By analyzing pictures of contact zone (Fig. 7b), the differential of r₀ to time (crack velocity v_r) can be acquired from the r₀ - t plot (Fig. 7c). Thus, we can use Eq. (5) to calculate F′_ad. The fitting force-time curve in OSD was shown in Fig. 7c. The calculated results, for the PDMS sphere of diameter 11.1 mm with the detaching velocity of 313 μm/s and a loading displacement 200 μm, were shown in Table 1. The error between calculated F_cad (or F′_cad) and measured F_ad (or F′_ad) is given as Δ = |(F_cad − F_ad)/F_ad| × 100% (or Δ = |(F′_cad − F′_ad)/F′_ad| × 100%). Table 1 indicated that the calculation error was within an acceptable level. Contact radius at the transient peak in TSD (or the only peak in OSD) decreased as the increasing of the detaching displacement, also shown in Fig. 7c. A larger detaching displacement led to a higher loss of contact area along with the time.

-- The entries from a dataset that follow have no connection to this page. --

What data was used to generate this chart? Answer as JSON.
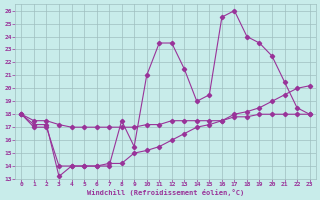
{
  "xlabel": "Windchill (Refroidissement éolien,°C)",
  "xlim": [
    -0.5,
    23.5
  ],
  "ylim": [
    13,
    26.5
  ],
  "xticks": [
    0,
    1,
    2,
    3,
    4,
    5,
    6,
    7,
    8,
    9,
    10,
    11,
    12,
    13,
    14,
    15,
    16,
    17,
    18,
    19,
    20,
    21,
    22,
    23
  ],
  "yticks": [
    13,
    14,
    15,
    16,
    17,
    18,
    19,
    20,
    21,
    22,
    23,
    24,
    25,
    26
  ],
  "bg_color": "#c8ecea",
  "grid_color": "#9fbfbf",
  "line_color": "#993399",
  "line1_x": [
    0,
    1,
    2,
    3,
    4,
    5,
    6,
    7,
    8,
    9,
    10,
    11,
    12,
    13,
    14,
    15,
    16,
    17,
    18,
    19,
    20,
    21,
    22,
    23
  ],
  "line1_y": [
    18,
    17,
    17,
    14,
    14,
    14,
    14,
    14,
    17.5,
    15.5,
    21,
    23.5,
    23.5,
    21.5,
    19,
    19.5,
    25.5,
    26,
    24,
    23.5,
    22.5,
    20.5,
    18.5,
    18
  ],
  "line2_x": [
    0,
    1,
    2,
    3,
    4,
    5,
    6,
    7,
    8,
    9,
    10,
    11,
    12,
    13,
    14,
    15,
    16,
    17,
    18,
    19,
    20,
    21,
    22,
    23
  ],
  "line2_y": [
    18,
    17.2,
    17.2,
    13.2,
    14,
    14,
    14,
    14.2,
    14.2,
    15,
    15.2,
    15.5,
    16,
    16.5,
    17,
    17.2,
    17.5,
    18,
    18.2,
    18.5,
    19,
    19.5,
    20,
    20.2
  ],
  "line3_x": [
    0,
    1,
    2,
    3,
    4,
    5,
    6,
    7,
    8,
    9,
    10,
    11,
    12,
    13,
    14,
    15,
    16,
    17,
    18,
    19,
    20,
    21,
    22,
    23
  ],
  "line3_y": [
    18,
    17.5,
    17.5,
    17.2,
    17.0,
    17.0,
    17.0,
    17.0,
    17.0,
    17.0,
    17.2,
    17.2,
    17.5,
    17.5,
    17.5,
    17.5,
    17.5,
    17.8,
    17.8,
    18,
    18,
    18,
    18,
    18
  ]
}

Table 1 F′_ad (or F_ad) and F′_cad (or F_cad) for the PDMS sphere of diameter 11.1 mm with the detaching velocity of 313 μm/s and a loading displacement 200 μm.

According to the analysis, this transient adhesion would be more likely to appear in the adhesion tests with soft materials such as some polymers (PDMS, PU and so on) and hydrogels where we may need to concern about the effect of deformation compatibility of the cantilever measuring system. The short of detaching displacement led to an incomplete detachment, caused a loss of adhesion (see the brown line shown in the Fig. 2a), where it also appeared to be fully detached at the end. Thus it has a meaning in general adhesion tests. Besides, for the instruments such as atomic force microscopy (AFM)⁴³ and surface force apparatus (SFA)⁴⁴, the selection of the cantilever significantly affects the measuring results. To measure forces at the micro/nanoscale (molecular⁴⁵ and cell interaction⁴³ forces) with AFM, the softer cantilevers should be selected for accurately measuring the tip-sample interaction. However, the mechanical instability of the cantilever would lead to a jump-to-contact in the approaching procedure when the force gradient becomes larger than the spring constant of the free cantilever^45,46,47. This jump shortens the measuring distance; however, the stiffer cantilevers can eliminate this jump but sacrifice the sensitivity⁴⁶. In the adhesion test of gecko setae, the adhesion force may not be detected if the spring constant is not properly chosen³⁵. On the other hand, the transient adhesion intrinsically results from interfacial viscoelasticity, which also leads to the adhesion hysteresis⁴⁷ (the difference between the work needed to separate two surfaces and that to bring them together) in adhesion tests. For the silicone elastomers, the entanglement between the dangling chains on the surface mainly contributes to this contact hysteresis⁴⁸ that researchers chemically treated (hydrolyzed⁴⁹ or extracted⁵⁰) the PDMS surface to investigate the effect of this mechanism on the adhesion. Thus, the study of the transient adhesion aids in complementarily understanding the cantilever-compatibility problem and the adhesion hysteresis in the adhesion tests.

Conclusions

We found the transient adhesion in a non-full detachment of an adhesive contact. The detaching procedure is the compatibility among the sphere deformation, cantilever deflection, and stage movement. The origin of this transient adhesive force was ascribed to the recovery delay because of the crack propagation of the interface and the interfacial viscoelasticity of the contact. The transient adhesive force can be calculated by using a viscoelastic-modified JKR theory, and the fitting curve well agreed with the experimental one. These results disclosed that adhesion tests can be significantly affected by the stiffness of contact objects and the supporting spring cantilever, and that such tests should be carefully designed. All these results elucidated the nature of adhesion and can guide the design of adhesive tests and their applications.